Diana Butler Bass Extended Interview

“I think that people who are leaving church, or people who call themselves spiritual but not religious, are raising really significant questions about faith, about community life and about the future of religion that religious leaders should pay more attention to,” says religion scholar Diana Butler Bass, author of Christianity After Religion: The End of Church and the Birth of a New Spiritual Awakening. Watch more of our interview with her about the religious implications of the rise of the religiously unaffiliated.

 

  • Susan C. Nicolai

    I really enjoyed this interview with Ms. Bass.

    I have heard the phrase, ‘spiritual but not religous’ many time. The people using this phrases often sound like they are offering an apology.

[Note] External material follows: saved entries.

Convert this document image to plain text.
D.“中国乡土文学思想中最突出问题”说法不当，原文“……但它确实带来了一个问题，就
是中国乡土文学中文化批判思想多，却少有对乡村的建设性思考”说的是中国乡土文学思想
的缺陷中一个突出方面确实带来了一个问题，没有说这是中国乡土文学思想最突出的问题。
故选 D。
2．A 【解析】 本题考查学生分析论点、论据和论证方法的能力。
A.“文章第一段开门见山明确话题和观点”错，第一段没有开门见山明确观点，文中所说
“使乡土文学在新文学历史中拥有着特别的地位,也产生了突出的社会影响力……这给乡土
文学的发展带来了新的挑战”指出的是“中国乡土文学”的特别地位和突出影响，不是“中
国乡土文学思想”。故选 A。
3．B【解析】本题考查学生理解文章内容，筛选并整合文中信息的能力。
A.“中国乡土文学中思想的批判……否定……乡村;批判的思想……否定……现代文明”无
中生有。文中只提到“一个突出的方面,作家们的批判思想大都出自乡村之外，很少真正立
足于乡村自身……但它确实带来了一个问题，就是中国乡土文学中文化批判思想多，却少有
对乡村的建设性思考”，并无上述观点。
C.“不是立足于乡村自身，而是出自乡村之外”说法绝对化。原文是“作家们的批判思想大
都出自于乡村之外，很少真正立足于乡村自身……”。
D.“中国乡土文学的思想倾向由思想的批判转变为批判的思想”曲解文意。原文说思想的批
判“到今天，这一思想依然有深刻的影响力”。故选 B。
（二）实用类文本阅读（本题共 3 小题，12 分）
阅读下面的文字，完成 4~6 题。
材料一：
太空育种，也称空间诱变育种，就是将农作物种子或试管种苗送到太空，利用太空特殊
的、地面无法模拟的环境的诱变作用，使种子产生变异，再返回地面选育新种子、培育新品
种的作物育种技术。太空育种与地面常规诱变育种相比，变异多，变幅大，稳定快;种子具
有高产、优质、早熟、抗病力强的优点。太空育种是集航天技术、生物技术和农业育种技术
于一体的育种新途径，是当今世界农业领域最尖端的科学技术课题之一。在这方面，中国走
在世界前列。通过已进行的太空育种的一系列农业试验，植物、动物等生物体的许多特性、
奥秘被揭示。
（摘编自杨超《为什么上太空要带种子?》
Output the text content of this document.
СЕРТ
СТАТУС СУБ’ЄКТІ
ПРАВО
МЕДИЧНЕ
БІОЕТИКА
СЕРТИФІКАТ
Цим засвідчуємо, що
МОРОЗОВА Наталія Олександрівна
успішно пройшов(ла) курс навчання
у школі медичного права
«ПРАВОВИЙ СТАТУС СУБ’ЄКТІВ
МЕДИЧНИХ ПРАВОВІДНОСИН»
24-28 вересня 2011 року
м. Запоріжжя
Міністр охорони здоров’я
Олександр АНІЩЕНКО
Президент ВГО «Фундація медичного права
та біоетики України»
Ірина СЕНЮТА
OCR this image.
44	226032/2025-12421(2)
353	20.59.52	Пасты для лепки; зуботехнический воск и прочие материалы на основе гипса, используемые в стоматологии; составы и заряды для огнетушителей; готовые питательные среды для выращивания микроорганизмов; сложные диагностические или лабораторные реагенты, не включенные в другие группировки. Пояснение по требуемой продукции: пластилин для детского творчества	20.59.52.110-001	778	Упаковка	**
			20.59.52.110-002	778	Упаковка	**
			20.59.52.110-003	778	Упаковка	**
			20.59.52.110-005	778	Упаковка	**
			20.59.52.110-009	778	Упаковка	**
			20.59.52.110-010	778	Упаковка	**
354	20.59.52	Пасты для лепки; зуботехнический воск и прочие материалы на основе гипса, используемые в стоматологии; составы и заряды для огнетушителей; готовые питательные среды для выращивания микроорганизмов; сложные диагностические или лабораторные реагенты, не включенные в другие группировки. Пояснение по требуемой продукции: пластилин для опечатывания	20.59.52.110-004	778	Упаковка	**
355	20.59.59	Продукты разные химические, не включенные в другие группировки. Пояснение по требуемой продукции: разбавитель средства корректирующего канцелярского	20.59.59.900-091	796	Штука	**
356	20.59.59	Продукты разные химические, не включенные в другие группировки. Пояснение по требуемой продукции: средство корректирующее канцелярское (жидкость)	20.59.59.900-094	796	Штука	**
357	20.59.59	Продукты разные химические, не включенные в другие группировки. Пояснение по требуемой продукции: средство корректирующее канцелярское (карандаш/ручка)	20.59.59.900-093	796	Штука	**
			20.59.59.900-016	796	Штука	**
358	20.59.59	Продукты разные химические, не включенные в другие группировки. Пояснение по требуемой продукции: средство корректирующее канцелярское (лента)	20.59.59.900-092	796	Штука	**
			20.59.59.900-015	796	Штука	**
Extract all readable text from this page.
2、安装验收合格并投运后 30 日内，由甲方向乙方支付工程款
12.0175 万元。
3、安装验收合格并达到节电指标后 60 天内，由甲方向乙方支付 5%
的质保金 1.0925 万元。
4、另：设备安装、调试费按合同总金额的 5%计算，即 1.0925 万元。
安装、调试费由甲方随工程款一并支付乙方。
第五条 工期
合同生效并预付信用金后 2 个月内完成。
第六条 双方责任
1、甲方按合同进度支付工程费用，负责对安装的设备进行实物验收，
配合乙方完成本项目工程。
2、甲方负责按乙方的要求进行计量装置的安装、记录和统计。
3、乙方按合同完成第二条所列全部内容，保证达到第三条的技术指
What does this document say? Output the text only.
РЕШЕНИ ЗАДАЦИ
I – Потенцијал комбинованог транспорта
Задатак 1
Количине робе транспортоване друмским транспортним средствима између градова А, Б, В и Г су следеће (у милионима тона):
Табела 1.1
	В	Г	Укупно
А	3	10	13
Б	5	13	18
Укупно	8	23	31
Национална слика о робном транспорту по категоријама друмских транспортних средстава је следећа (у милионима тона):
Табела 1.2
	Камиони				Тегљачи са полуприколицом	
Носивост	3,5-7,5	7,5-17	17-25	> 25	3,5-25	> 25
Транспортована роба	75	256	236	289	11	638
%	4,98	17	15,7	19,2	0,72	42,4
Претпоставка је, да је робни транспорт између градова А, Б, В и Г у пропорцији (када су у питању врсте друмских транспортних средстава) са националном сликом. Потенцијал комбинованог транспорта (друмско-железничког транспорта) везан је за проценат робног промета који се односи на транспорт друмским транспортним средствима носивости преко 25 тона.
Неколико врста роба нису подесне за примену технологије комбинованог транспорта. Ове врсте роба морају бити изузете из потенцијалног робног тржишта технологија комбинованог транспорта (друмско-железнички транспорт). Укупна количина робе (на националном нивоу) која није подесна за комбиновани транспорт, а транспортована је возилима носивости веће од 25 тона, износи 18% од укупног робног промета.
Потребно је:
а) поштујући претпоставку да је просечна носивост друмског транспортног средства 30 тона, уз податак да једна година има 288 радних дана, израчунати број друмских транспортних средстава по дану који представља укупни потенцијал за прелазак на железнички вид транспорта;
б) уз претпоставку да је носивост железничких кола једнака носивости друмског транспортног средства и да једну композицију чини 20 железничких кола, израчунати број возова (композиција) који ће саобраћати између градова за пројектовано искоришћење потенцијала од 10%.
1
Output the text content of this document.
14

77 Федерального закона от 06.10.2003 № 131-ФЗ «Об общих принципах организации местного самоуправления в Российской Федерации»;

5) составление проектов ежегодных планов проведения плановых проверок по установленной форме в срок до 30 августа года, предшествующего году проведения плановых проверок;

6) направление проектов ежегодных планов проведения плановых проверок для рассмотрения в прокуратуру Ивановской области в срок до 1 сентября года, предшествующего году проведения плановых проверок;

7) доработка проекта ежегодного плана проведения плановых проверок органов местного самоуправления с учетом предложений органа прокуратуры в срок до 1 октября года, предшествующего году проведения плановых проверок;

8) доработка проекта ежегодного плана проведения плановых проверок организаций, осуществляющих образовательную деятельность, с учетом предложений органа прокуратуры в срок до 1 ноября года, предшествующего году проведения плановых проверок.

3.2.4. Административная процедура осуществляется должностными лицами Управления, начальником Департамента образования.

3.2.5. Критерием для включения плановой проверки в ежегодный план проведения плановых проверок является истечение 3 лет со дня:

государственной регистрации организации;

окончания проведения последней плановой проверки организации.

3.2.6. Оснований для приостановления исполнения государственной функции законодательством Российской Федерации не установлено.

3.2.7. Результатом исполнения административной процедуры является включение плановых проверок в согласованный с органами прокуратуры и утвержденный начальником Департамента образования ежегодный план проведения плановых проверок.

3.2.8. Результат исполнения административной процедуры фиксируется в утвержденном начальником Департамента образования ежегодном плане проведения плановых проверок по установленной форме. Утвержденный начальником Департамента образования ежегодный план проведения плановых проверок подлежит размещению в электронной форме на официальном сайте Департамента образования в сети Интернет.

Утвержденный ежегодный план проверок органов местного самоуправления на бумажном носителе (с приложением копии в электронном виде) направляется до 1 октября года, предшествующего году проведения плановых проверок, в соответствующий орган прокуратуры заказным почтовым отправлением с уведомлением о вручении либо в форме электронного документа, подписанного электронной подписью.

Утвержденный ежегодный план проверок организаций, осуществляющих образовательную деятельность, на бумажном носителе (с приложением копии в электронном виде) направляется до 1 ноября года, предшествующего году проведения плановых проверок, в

    Ms. Bass’ explaination of why this phrase developed and where it might be taking the community of the church makes alot of sense and echos many of my own thoughts.

  • Lee Marie

    Ms. Bass description of the fulfillment of our Founders desires for mutually respectful faith traditions resides in the Unitarian Universalist Association of congregations and has together since 1961. The Universalists and the Unitarians each organized in 1825 but their theologies, churches and practices are much older. I would suggest to anyone looking for what Ms. Bass lifts up, that they visit a UU congregation any Sunday and see for themselves. It is beautiful to be able to worship, sing, read, and hear the stories from our UU traditions, the wisdom of the world’s religions, science, the arts and more, and know that “We do not need to think alike to love alike.” This includes people from a spectrum of theologies, including atheists and theists alike, as well as those whose spiritual practices might include anything from prayer, meditation, yoga, or simply walking in nature. We UU’s right now are engaging in communities of great spirit out of which vibrant social interaction grows and meaningful social justice does occur.